Editor's note: Graham Hays is counting down to the start of the 2012 college softball season with a look at each of the teams in his Top 20. Check back daily for updates.
No. 4 Florida
Last year: 56-13 overall, 21-7 SEC (lost in Women's College World Series championship series)
Who returns: There's a lot of coming and going at Florida this season, but there is still some staying, too. The most notable returnee is Michelle Moultrie. The outfielder hit .443 last season, posted an 1.159 OPS and stole 31 bases, but nothing turned heads quite like the four home runs and 27 total bases she accumulated in a losing cause in the World Series. Junior Brittany Schutte (1.189 OPS, 22 home runs, 69 RBIs) brings another proven bat to the lineup.
For all the attention deservedly paid Moultrie and Schutte, and sure to be directed at a talented freshman class, the key for Florida this season may well be how quickly and how reliably sophomores Cheyenne Coyle (.318 BA, 17 HRs, 60 RBIs), Kasey Fagan (.247 BA, 16 stolen bases) and Hannah Rogers (36-8, 1.92 ERA) start producing like veterans.
Who departs: Four trips to the Women's College World Series. Two trips to the championship series. Kelsey Bruder, Megan Bush, Tiffany DeFelice, Aja Paculba and Stephanie Brombacher didn't bring Florida its first national championship in softball, but few senior classes anywhere did more to leave an imprint on a program. In more tangible terms, they take 63 home runs and 238 RBIs at the plate and 20 wins in the circle from the 2011 lineup.
Who arrives: Seven freshmen arrive, meaning 11 of 16 players on the roster are in their first or second year in the program. Plenty of the first-year players will earn immediate time, but no debut is more highly anticipated than that of Lauren Haeger, the 5-foot-11 pitcher and first baseman from Arizona.
In high school, Haeger led her team to the state title when she hit the go-ahead home run in the top of the seventh and then struck out the side in the bottom of the seventh. As a member of the United States junior national team, she threw a complete-game five-hitter to beat Japan 4-1 in the gold-medal game, striking out eight and allowing just one unearned run against a team that pummeled other American pitchers 9-0 a day earlier.
Florida coach Tim Walton stressed he would like to keep Haeger's innings manageable, perhaps splitting innings with fellow freshman Alyssa Bache in support of Rogers, but she'll play somewhere from the outset.
"She's geared a lot like Stacy Nelson in competition, where I don't think she really gets caught up in who she's playing, what she's playing or what the magnitude of the game is," Walton said. "I think she just loves to play."
Preseason question: What will Florida's offense look like?

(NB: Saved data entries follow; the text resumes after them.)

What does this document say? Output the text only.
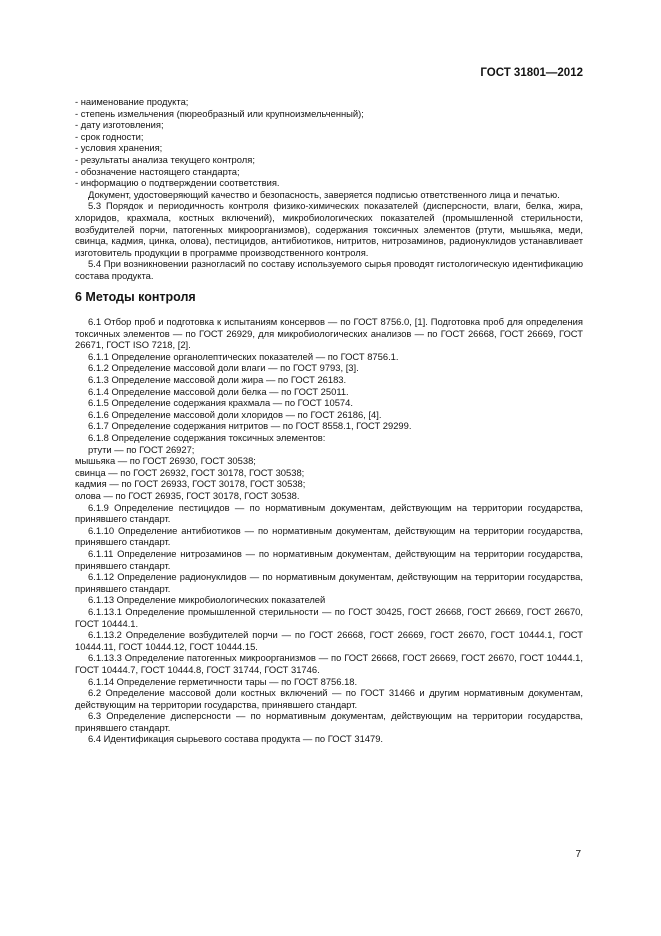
ГОСТ 31801—2012
- наименование продукта;
- степень измельчения (пюреобразный или крупноизмельченный);
- дату изготовления;
- срок годности;
- условия хранения;
- результаты анализа текущего контроля;
- обозначение настоящего стандарта;
- информацию о подтверждении соответствия.

Документ, удостоверяющий качество и безопасность, заверяется подписью ответственного лица и печатью.

5.3 Порядок и периодичность контроля физико-химических показателей (дисперсности, влаги, белка, жира, хлоридов, крахмала, костных включений), микробиологических показателей (промышленной стерильности, возбудителей порчи, патогенных микроорганизмов), содержания токсичных элементов (ртути, мышьяка, меди, свинца, кадмия, цинка, олова), пестицидов, антибиотиков, нитритов, нитрозаминов, радионуклидов устанавливает изготовитель продукции в программе производственного контроля.

5.4 При возникновении разногласий по составу используемого сырья проводят гистологическую идентификацию состава продукта.

6 Методы контроля

6.1 Отбор проб и подготовка к испытаниям консервов — по ГОСТ 8756.0, [1]. Подготовка проб для определения токсичных элементов — по ГОСТ 26929, для микробиологических анализов — по ГОСТ 26668, ГОСТ 26669, ГОСТ 26671, ГОСТ ISO 7218, [2].

6.1.1 Определение органолептических показателей — по ГОСТ 8756.1.

6.1.2 Определение массовой доли влаги — по ГОСТ 9793, [3].

6.1.3 Определение массовой доли жира — по ГОСТ 26183.

6.1.4 Определение массовой доли белка — по ГОСТ 25011.

6.1.5 Определение содержания крахмала — по ГОСТ 10574.

6.1.6 Определение массовой доли хлоридов — по ГОСТ 26186, [4].

6.1.7 Определение содержания нитритов — по ГОСТ 8558.1, ГОСТ 29299.

6.1.8 Определение содержания токсичных элементов:

ртути — по ГОСТ 26927;

мышьяка — по ГОСТ 26930, ГОСТ 30538;

свинца — по ГОСТ 26932, ГОСТ 30178, ГОСТ 30538;

кадмия — по ГОСТ 26933, ГОСТ 30178, ГОСТ 30538;

олова — по ГОСТ 26935, ГОСТ 30178, ГОСТ 30538.

6.1.9 Определение пестицидов — по нормативным документам, действующим на территории государства, принявшего стандарт.

6.1.10 Определение антибиотиков — по нормативным документам, действующим на территории государства, принявшего стандарт.

6.1.11 Определение нитрозаминов — по нормативным документам, действующим на территории государства, принявшего стандарт.

6.1.12 Определение радионуклидов — по нормативным документам, действующим на территории государства, принявшего стандарт.

6.1.13 Определение микробиологических показателей

6.1.13.1 Определение промышленной стерильности — по ГОСТ 30425, ГОСТ 26668, ГОСТ 26669, ГОСТ 26670, ГОСТ 10444.1.

6.1.13.2 Определение возбудителей порчи — по ГОСТ 26668, ГОСТ 26669, ГОСТ 26670, ГОСТ 10444.1, ГОСТ 10444.11, ГОСТ 10444.12, ГОСТ 10444.15.

6.1.13.3 Определение патогенных микроорганизмов — по ГОСТ 26668, ГОСТ 26669, ГОСТ 26670, ГОСТ 10444.1, ГОСТ 10444.7, ГОСТ 10444.8, ГОСТ 31744, ГОСТ 31746.

6.1.14 Определение герметичности тары — по ГОСТ 8756.18.

6.2 Определение массовой доли костных включений — по ГОСТ 31466 и другим нормативным документам, действующим на территории государства, принявшего стандарт.

6.3 Определение дисперсности — по нормативным документам, действующим на территории государства, принявшего стандарт.

6.4 Идентификация сырьевого состава продукта — по ГОСТ 31479.

7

As it turned out, Walton endured a double dose of disappointment last summer. A little more than two months after his Gators lost the championship series in Oklahoma City, his USSSA Pride dropped the championship series in National Pro Fastpitch, the team's star-studded lineup unable to overcome Monica Abbott and the Chicago Bandits.
But the summer gig hardly went for naught. The World Series misses, against Washington in 2009 and Arizona State in 2011, convinced Walton to take the pro assignment in hopes working with such players could teach him something.
"I coached the NPF team for one reason and one reason only: I wanted to try to find a way to get better at certain things in my offensive philosophy," Walton said. "And having a chance to work with Jessica Mendoza and Natasha Watley and Caitlin Lowe and Ashley Charters and some of these players has been really good for my evolution as a coach. I've pretty much done it one way. We've pretty much found a way to hit a home run to win a ball game, found a game to hit a home run to put us way ahead in games and from there we continue to hit home runs."
Florida led the nation in home runs per game last season and ranked second in slugging percentage. Its 124 home runs were more than all but three teams had ever hit in a single season. The slugging percentage marked the third season in a row Florida ranked in the top five in the nation. All of those are good things. Championship teams in recent years, particularly those without Danielle Lawrie in the circle, typically ranked among the nation's leaders in power hitting, and the Gators aren't about to stop hitting balls over the fence with Schutte, Coyle and Moultrie around. It's just about finding the right amount of short game to enhance all those long balls.
At times, while being outscored 21-6 by Arizona State last season and 11-2 against Washington in 2009, Florida looked like a boxer who landed a trademark knockout punch, only to find the opponent fully upright and grinning. Those Gators didn't have any other punches. A few more jabs and body blows might be the missing ingredient.
"I have the ultimate confidence in my players to hit a three-run home run to win ball games, and we do that a lot," Walton said. "But I think in the grand scheme of things, we're going to have to bounce the ball a little bit, we're going to have to move runners around a little bit more than maybe we have typically in the past few years."